İzmir’in Urla ilçesi Yağcılar Köyü’nde ünlü şarkıcı Nilüfer Yumlu’nun ailesine ait olduğu belirtilen 300 dönümlük alanda yapılmak istenen 650 adetlik villa projesi ortalığı karıştırdı. SİT alanının göbeğinde kalan proje için yapılan tüm itiraz ve açılan davalara rağmen parselasyon işlemi yapıldı. Bunun üzerine bugünlerde bir iş makinasının proje alanına girip çalışma başlatması ve belediyeye yapılan imar durum yazısı ve inşaat ruhsatı başvurusu ilçeyi ayağa kaldırdı.

(AK Parti İzmir İl eski yöneticilerinden ünlü iş insanı Aziz Demir)

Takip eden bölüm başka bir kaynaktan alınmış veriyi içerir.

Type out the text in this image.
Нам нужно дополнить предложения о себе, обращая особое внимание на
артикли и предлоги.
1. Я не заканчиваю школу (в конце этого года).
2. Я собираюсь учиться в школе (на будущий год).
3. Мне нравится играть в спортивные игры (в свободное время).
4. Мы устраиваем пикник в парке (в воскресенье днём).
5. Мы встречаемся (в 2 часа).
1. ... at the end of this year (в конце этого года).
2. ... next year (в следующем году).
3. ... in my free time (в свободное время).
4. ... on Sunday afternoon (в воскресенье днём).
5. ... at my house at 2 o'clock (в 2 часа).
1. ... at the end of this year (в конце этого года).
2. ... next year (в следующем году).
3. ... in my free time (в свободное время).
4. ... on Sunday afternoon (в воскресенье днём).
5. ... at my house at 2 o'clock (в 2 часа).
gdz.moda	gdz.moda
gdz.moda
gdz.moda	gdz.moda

İstanbullu ünlü inşaat firması Ege Yapı’nın yürüteceği belirtilen proje için eski Başbakan Binali Yıldırım’a yakınlığıyla bilinen AK Parti İzmir’in eski il yöneticilerinden ünlü iş insanı Aziz Demir’in de belediye nezdinde görüşmeler yaptığı öne sürüldü.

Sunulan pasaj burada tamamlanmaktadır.